Obviously B was contingent on A, and accordingly these two facets of the policy are mentioned separately, but apparently in conjunction with each other, at the beginning of OD2: “a revelation had been received . . . extending priesthood and temple blessings to all worthy male members of the Church.”
But how does C fit in? From time to time the argument is advanced in various forms that endowed women hold the priesthood, and indeed this very policy of shutting black women out of the temple under the rubric of a “priesthood ban” can be adduced as evidence to this effect. At least implicitly C is surely also contingent on A, by way of B (in a Church with an entrenched gender hierarchy it would hardly be conceivable to exclude men of a particular race from certain ordinances while welcoming women’s participation). And there are some tantalizing ways in which women are permitted to officiate in ordinances exclusively in the temple, although the impropriety of touching a member of the opposite sex–i.e. convenience–has obviously played a significant role in this anomalous allowance. Nevertheless, if we accept the idea that women hold the priesthood but are simply not ordained to priesthood offices then the scope of the policy becomes much more doctrinally transparent.

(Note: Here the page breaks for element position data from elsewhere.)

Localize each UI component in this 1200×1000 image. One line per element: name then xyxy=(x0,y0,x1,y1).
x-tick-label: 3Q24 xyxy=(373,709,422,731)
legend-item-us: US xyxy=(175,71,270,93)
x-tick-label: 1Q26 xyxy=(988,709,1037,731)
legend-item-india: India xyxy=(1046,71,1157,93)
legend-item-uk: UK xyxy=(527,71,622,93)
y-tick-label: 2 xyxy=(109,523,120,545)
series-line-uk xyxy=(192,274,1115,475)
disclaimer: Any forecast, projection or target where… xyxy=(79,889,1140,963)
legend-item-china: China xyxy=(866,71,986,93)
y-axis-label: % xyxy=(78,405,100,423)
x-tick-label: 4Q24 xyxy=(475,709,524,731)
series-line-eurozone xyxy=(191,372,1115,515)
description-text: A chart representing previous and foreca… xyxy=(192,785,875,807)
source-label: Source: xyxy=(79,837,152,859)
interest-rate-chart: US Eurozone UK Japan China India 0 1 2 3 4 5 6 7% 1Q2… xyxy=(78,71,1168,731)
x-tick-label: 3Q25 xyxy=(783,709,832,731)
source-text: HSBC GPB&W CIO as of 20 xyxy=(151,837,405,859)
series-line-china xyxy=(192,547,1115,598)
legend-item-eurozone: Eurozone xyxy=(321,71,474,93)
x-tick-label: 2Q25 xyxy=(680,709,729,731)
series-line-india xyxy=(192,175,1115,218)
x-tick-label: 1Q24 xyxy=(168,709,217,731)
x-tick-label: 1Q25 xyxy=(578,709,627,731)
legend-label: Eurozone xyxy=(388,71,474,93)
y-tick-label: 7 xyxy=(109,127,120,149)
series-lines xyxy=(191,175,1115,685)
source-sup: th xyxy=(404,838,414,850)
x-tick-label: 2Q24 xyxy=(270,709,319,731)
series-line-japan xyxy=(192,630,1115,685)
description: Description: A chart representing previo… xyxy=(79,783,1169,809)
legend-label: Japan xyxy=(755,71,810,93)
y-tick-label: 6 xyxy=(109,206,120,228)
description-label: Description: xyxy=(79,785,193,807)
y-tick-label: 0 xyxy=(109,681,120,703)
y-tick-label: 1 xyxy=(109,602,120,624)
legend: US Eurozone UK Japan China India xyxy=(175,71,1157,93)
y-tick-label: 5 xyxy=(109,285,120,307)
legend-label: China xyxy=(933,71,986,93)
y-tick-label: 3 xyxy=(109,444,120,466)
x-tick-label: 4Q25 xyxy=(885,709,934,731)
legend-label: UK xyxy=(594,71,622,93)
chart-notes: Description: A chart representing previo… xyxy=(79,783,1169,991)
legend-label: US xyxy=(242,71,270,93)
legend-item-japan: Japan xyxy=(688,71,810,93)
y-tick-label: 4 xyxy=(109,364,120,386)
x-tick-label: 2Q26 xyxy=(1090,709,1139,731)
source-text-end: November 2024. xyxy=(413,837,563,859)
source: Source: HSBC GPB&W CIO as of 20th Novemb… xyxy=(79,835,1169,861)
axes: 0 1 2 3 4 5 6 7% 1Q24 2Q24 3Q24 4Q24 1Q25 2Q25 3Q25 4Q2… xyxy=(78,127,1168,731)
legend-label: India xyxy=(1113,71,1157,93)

However, I don’t find this solution at all satisfactory. First of all, in both its common and current official usages in the Church, “priesthood” refers to specific ecclesial privileges open to and incumbent on individuals who are ordained to offices in one or both branches, the Aaronic and the Melchizedek, all of whom are male, and not to members wielding a conjectural free-floating latent “priesthood” with a very narrowly circumscribed scope of authority. We can split semantic hairs over whether our definition of “priesthood” can encompass women, but we’re simply deferring the issue.
Secondly, OD2 itself never mentions women’s situation explicitly but merely hints in veiled language at the ways women would also be affected by this volte-face: “This . . . has inspired us with a desire to extend to every worthy member of the Church [does this mean male and female?] all of the privileges and blessings which the gospel affords.” And indeed, the privileges and blessings of the gospel open to other women were extended to black women as well. The declaration goes on to announce that every worthy man could now receive ordination and “enjoy with his loved ones every blessing that flows therefrom, including the blessings of the temple.” This latter quotation seems to be a fairly clear reference to women’s access to the temple, but if so, the way it’s phrased implies that (a) women would wait to be endowed until marriage, since their access to the temple is seemingly contingent on their husband’s access, and (b) black women would not marry outside their race. (These assumptions undoubtedly made sense in 1978, although now they’re perhaps obsolescent.) Notice that the way black women would be impacted is framed as one of the blessings black men would enjoy.
In light of this, I think it’s clearly not the case that our reference to the “priesthood ban” as a policy banning certain women from temple participation conceals an assumption that women actually hold the priesthood by virtue of their having received temple ordinances. Quite the contrary–OD2 is rather explicit on the point that only worthy males will receive the priesthood. Instead, the presuppositions we uncover in this text are that black women will not attend the temple until black men take them there; thus, their access to the temple is dependent on ordaining black men and is best viewed as attendant to it and not meriting significance in itself.
The effect of the policy on women is thus elided both in the declaration and by our shorthand phrase of choice (“priesthood ban”). Is there a better way of referring to the policy (“priesthood-temple ban”? “exaltation exclusion”?) in such a way that we show awareness of the breadth of its effects? Or is the point immaterial?